Sat Jun 4 18:08:10 PDT 2005

> > Can you define "common" and "extreme" in this context?

No offense guys, but from my experience, I think Ter, John and Loring's
definition of "common" is quite limited. This is based on many of the
discussions we've had on this list over the past few months as well as
previous experience.

I believe they feel that ANTLR is used mostly for single-run (possibly
multipass) translators, such as compilers.

This is most definitely not the case.
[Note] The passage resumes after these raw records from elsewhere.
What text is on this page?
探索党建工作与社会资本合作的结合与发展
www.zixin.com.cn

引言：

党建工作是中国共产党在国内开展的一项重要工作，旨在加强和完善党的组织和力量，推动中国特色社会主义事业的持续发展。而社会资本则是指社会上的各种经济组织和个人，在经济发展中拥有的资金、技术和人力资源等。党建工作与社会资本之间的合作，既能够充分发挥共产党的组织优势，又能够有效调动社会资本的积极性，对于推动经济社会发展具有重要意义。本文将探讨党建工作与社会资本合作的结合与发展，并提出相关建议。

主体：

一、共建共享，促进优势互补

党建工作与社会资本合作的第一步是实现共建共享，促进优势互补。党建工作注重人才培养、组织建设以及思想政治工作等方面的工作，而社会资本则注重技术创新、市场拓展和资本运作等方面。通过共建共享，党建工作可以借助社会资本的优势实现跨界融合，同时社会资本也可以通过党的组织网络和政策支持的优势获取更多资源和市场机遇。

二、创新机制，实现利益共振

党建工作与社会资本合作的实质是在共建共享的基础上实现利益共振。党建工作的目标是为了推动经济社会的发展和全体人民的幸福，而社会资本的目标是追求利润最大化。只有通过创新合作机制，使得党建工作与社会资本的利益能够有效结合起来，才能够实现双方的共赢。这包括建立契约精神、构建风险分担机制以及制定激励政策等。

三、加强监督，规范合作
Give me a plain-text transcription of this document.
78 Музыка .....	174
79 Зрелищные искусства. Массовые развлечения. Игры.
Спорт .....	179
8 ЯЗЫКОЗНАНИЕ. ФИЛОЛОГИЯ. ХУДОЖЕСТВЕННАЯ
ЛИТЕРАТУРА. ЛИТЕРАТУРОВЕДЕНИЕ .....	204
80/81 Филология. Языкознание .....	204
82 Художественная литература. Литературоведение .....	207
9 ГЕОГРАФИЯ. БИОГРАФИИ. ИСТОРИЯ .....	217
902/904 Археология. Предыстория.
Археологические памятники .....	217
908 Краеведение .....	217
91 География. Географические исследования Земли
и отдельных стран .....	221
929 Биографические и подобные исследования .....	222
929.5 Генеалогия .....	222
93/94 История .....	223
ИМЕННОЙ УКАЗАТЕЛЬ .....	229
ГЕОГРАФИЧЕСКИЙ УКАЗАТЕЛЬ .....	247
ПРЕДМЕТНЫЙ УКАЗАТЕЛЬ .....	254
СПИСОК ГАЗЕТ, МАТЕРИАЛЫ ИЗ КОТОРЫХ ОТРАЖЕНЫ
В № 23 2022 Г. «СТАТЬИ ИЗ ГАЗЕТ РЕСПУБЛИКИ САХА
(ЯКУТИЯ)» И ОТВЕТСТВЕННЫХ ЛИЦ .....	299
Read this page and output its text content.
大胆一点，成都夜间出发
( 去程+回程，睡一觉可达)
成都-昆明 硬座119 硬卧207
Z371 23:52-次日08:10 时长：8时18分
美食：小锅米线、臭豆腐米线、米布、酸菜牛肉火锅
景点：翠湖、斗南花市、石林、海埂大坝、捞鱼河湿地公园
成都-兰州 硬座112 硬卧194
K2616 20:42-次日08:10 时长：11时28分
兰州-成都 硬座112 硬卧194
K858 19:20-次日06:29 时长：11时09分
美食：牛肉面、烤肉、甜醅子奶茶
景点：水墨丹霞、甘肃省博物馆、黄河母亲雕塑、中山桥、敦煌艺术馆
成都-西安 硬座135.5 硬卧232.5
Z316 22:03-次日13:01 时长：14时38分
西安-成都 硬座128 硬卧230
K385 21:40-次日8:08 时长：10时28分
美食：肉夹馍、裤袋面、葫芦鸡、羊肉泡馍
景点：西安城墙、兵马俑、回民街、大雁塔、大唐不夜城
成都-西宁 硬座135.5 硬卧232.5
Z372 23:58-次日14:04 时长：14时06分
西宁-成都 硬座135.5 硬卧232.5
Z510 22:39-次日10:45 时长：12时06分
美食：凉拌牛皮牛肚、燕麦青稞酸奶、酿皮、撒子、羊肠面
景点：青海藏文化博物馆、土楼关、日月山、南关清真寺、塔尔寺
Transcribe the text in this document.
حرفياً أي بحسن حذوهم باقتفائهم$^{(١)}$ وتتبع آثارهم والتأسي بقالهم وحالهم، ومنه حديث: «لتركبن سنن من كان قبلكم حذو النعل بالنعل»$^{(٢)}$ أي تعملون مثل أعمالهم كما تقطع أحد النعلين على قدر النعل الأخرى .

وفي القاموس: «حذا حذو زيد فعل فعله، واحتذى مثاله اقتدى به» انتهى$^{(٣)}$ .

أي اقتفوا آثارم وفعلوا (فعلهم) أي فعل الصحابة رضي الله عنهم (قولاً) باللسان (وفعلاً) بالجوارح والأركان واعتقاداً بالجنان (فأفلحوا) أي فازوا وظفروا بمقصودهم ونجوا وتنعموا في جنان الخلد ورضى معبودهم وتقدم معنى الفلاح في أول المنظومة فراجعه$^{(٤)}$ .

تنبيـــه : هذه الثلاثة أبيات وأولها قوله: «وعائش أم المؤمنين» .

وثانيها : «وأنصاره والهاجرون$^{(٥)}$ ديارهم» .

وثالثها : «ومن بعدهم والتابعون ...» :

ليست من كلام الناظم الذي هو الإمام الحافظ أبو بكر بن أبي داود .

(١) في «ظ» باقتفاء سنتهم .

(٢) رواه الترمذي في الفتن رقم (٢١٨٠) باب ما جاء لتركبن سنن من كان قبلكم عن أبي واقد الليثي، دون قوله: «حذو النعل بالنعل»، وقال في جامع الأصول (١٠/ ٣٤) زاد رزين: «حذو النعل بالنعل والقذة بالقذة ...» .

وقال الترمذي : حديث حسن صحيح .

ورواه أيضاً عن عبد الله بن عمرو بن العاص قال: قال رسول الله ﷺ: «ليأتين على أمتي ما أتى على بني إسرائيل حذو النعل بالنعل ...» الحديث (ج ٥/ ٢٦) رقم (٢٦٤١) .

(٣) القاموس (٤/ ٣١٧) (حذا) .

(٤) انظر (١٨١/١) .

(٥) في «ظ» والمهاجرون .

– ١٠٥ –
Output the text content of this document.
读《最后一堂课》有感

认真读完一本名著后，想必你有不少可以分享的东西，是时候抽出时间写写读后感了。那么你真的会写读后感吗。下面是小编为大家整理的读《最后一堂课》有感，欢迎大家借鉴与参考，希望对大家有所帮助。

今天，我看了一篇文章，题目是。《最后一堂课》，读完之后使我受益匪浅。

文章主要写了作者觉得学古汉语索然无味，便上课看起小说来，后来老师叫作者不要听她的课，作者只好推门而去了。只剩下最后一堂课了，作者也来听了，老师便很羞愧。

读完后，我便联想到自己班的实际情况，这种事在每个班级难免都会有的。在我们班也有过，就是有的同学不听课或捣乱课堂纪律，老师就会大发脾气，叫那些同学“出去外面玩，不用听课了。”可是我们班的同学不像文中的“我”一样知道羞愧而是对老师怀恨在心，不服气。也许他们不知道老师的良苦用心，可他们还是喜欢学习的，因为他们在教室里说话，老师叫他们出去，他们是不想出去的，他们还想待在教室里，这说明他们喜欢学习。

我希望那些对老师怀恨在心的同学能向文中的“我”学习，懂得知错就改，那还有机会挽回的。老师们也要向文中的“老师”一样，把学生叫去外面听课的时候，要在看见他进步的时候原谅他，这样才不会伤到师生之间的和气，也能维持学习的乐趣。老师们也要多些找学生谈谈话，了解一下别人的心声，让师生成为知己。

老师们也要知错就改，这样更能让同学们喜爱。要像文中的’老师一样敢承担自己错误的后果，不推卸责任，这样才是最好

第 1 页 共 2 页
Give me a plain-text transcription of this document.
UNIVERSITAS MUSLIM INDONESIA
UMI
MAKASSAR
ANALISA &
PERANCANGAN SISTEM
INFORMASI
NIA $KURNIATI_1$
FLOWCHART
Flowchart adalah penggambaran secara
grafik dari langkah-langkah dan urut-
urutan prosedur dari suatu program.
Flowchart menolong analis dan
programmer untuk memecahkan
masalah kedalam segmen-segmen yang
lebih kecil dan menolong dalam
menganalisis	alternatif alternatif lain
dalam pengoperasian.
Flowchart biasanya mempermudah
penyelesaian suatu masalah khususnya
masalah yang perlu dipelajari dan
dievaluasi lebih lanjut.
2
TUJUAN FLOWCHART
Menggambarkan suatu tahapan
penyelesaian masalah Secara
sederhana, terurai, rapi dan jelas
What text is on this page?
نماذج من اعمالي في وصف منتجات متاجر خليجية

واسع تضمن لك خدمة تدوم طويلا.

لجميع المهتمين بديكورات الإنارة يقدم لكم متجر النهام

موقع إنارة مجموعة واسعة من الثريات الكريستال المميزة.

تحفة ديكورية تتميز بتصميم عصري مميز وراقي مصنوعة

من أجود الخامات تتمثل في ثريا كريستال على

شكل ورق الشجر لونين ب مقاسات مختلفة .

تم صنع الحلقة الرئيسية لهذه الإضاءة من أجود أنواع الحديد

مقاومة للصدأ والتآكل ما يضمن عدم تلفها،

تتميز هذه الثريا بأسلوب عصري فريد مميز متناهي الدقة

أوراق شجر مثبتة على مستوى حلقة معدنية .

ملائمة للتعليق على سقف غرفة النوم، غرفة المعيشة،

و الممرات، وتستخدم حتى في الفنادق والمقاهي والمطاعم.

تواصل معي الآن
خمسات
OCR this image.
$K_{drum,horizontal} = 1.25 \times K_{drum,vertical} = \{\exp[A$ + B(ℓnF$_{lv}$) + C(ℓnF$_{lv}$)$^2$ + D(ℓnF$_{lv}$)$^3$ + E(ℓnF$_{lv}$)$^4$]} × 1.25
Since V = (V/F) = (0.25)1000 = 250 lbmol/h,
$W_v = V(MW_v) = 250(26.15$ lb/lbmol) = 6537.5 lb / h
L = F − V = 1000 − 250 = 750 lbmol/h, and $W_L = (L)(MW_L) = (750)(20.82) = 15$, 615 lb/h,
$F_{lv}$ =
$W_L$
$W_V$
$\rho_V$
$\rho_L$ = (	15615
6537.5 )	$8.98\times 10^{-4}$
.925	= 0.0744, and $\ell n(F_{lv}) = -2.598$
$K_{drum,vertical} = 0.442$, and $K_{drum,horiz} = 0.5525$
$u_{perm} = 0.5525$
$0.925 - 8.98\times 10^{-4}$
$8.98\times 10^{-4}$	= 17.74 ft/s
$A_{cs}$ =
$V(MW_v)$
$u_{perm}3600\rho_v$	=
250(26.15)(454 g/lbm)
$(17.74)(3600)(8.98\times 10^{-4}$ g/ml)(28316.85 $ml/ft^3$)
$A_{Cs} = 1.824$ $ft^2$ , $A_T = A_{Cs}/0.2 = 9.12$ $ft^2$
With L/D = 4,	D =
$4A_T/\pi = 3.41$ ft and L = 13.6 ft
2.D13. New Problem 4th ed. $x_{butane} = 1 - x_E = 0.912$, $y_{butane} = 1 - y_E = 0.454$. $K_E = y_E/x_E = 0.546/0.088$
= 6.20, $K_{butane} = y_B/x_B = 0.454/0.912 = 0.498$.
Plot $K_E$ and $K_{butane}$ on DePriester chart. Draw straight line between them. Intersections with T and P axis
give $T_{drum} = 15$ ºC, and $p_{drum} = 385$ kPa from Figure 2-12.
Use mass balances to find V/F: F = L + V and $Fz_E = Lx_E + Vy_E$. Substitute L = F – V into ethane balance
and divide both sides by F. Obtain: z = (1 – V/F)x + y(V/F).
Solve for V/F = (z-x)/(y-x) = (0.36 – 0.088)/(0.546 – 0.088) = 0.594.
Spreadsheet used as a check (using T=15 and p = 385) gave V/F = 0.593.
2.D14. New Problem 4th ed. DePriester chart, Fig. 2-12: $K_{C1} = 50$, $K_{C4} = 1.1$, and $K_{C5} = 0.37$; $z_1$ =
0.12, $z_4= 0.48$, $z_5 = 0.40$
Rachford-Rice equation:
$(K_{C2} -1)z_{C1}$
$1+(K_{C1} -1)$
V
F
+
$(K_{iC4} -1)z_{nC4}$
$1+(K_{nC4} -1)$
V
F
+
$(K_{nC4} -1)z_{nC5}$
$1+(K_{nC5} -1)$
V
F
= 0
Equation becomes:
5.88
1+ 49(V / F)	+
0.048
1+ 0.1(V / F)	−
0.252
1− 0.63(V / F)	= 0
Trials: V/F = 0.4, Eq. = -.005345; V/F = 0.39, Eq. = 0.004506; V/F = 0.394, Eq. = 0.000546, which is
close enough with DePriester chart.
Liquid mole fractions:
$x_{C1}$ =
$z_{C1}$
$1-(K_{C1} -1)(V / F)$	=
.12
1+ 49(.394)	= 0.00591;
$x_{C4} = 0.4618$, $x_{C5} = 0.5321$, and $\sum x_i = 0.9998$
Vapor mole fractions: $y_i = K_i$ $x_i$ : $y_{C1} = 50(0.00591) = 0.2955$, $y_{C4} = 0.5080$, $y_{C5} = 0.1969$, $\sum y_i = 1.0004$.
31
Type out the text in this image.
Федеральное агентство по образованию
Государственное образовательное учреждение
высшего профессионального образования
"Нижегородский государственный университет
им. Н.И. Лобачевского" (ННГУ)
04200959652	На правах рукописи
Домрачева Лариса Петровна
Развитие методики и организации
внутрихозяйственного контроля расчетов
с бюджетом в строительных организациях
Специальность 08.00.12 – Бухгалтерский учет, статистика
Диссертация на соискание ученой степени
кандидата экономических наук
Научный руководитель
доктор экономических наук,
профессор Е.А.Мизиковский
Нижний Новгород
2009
While there are some tools like this,
ANTLR is very heavily used in applications that have a much longer lifespan,
and therefore can have a much higher performance impact. (Apps such as
server-side apps parsing expressions/translating things like JSP;
development apps like checkstyle which are run automatically everytime I
save in eclipse, and so forth)

[Note: My usage is for xml parsing and parsing small expressions that appear
several times in a *very* memory sensitive application, esp under embedded
constraints. Basically next-gen TiVo-like stuff. We're trying to trim
everything we can...]

Thinking of "common" in terms of the size of the input being parsed for this
question, I think the "common" input size is reasonably-sized (such as
expression strings [I think JSTL uses ANTLR] and java source files).

For "extreme", I don't think 2G files are the issue. Keep in mind that
people don't run their java apps at 2G (most leave it at 64M and don't even
realize they can change it!). Heck, most folks don't have that much RAM (I'd
wager most computer users are 256M and under, with developers at perhaps
512M or 1G. I *just* got a 2G machine, and that was still a bit pricey.)

Considering that parsing is "simply" data input for an application, and that
the application is probably using a lot of memory itself, this could become
a huge issue.

What's the #1 reason folks don't use DOM to parse XML? It reads the entire
tree into RAM...

Face it, large files are becoming more and more commonplace.

I am happy to hear that this behavior can be avoided. Simple expressions or
java source code, won't be an issue, but I think many people will need to
special-case the behavior.

Bottom line: This needs to be a documented "gotcha" with a well-explained
work-around.

Better: A simple switch to toggle the behavior.

Note that I do like that all of that data is kept, as for compilers and such
that extra info is really handy... But be careful of the assumptions you're
making about the types of applications being written. I'd wager that 80+% of
the apps won't care about preserving whitespace or delimeter chars (like
parens) and thus you're wasting valuable RAM.

Later,
-- Scott